Blog de mes curiosités
30 Mars 2013
La première d’Amica à l'Opéra de Monte-Carlo date du 16 mars 1905, la dernière à l'Opéra de Monte-Carlo du … 21 mars 1905. Et hormis quelques représentations en Italie et en Argentine, au début du siècle, l’œuvre avait disparu de la circulation sans doute en raison de sa complexité scénique et vocale et de sa courte durée. Commandée en juin 1904, Mascagni termina l’orchestration début janvier 1905 puis l’Intermezzo mi-février pour une première en mars. La création s’était donc faite dans l’urgence.
Chose assez surprenante, Jean-Louis Grinda, le metteur en scène, a choisi de replacer l’œuvre dans son contexte. Mais rien n’est représenté par évocation ; tout, des costumes à la ferme alpine et ses accessoires en passant par les montagnes, est produit avec un réalisme plat que même le film de l’intermezzo ne contredit pas.

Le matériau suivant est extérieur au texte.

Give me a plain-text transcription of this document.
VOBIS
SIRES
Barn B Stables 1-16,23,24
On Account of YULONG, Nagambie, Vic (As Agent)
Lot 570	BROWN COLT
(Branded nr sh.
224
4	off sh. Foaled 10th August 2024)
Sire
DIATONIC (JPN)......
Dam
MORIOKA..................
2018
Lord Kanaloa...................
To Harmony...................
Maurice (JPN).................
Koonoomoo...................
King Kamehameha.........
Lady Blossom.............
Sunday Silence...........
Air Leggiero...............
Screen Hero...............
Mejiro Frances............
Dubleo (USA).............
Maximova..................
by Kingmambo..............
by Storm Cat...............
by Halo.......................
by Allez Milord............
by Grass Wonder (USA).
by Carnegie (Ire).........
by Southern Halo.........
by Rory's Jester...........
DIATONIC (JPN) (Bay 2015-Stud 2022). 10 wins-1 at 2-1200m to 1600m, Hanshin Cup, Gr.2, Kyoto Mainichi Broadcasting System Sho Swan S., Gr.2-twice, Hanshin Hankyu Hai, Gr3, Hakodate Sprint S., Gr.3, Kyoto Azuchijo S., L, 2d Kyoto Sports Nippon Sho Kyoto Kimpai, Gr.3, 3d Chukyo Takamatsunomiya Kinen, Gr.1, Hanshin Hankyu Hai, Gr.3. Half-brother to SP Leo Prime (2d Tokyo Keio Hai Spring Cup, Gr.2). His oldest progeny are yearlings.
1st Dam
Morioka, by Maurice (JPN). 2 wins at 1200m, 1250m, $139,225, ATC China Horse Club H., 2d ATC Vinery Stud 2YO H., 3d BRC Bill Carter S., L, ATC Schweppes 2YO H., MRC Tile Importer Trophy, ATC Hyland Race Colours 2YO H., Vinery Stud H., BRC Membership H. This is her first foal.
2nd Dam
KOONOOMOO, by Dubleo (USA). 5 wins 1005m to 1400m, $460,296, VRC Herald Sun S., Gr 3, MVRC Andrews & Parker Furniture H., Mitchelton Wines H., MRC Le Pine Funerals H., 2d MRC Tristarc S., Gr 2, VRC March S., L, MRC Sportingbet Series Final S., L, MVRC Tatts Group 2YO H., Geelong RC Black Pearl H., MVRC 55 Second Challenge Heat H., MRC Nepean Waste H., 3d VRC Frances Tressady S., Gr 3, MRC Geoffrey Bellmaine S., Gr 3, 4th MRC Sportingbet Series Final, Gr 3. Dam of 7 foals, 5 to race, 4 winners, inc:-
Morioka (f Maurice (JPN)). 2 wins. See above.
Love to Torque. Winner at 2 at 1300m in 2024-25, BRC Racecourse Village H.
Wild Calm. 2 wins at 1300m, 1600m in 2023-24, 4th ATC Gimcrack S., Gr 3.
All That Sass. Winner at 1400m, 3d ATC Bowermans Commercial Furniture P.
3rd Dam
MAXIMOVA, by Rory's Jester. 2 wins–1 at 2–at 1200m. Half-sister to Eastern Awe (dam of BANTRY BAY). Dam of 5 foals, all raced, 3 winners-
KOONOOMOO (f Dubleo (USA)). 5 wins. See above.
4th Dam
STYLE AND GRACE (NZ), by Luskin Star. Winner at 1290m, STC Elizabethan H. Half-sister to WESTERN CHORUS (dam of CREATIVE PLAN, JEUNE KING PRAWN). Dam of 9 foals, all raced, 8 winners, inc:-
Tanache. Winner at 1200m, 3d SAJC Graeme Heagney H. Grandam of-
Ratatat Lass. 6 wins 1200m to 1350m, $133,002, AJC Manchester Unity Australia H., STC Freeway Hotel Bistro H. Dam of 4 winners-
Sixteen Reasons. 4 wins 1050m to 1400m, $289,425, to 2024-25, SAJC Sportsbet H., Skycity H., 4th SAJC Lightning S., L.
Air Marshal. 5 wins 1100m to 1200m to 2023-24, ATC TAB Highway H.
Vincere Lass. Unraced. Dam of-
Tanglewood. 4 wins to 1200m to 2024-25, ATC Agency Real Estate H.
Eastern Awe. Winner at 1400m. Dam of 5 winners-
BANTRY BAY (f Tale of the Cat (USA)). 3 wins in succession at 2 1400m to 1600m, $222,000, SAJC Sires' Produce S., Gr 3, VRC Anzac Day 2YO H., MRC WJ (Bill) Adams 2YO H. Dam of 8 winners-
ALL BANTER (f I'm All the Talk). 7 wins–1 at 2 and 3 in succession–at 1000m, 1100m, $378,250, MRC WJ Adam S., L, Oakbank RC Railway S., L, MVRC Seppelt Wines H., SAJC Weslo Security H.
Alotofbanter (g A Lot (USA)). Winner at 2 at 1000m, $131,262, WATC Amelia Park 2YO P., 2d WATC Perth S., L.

Pour parachever l’affaire, déjà fort mal engagée, l’absence de direction d’acteurs transforme les protagonistes et le chœur en plombs scéniques qui s’alignent en rang d’oignon, qui entrent à cour pour sortir à jardin, qui ne jouent pas dans le premier acte avec la verticalité du décor renforçant ainsi la platitude générale.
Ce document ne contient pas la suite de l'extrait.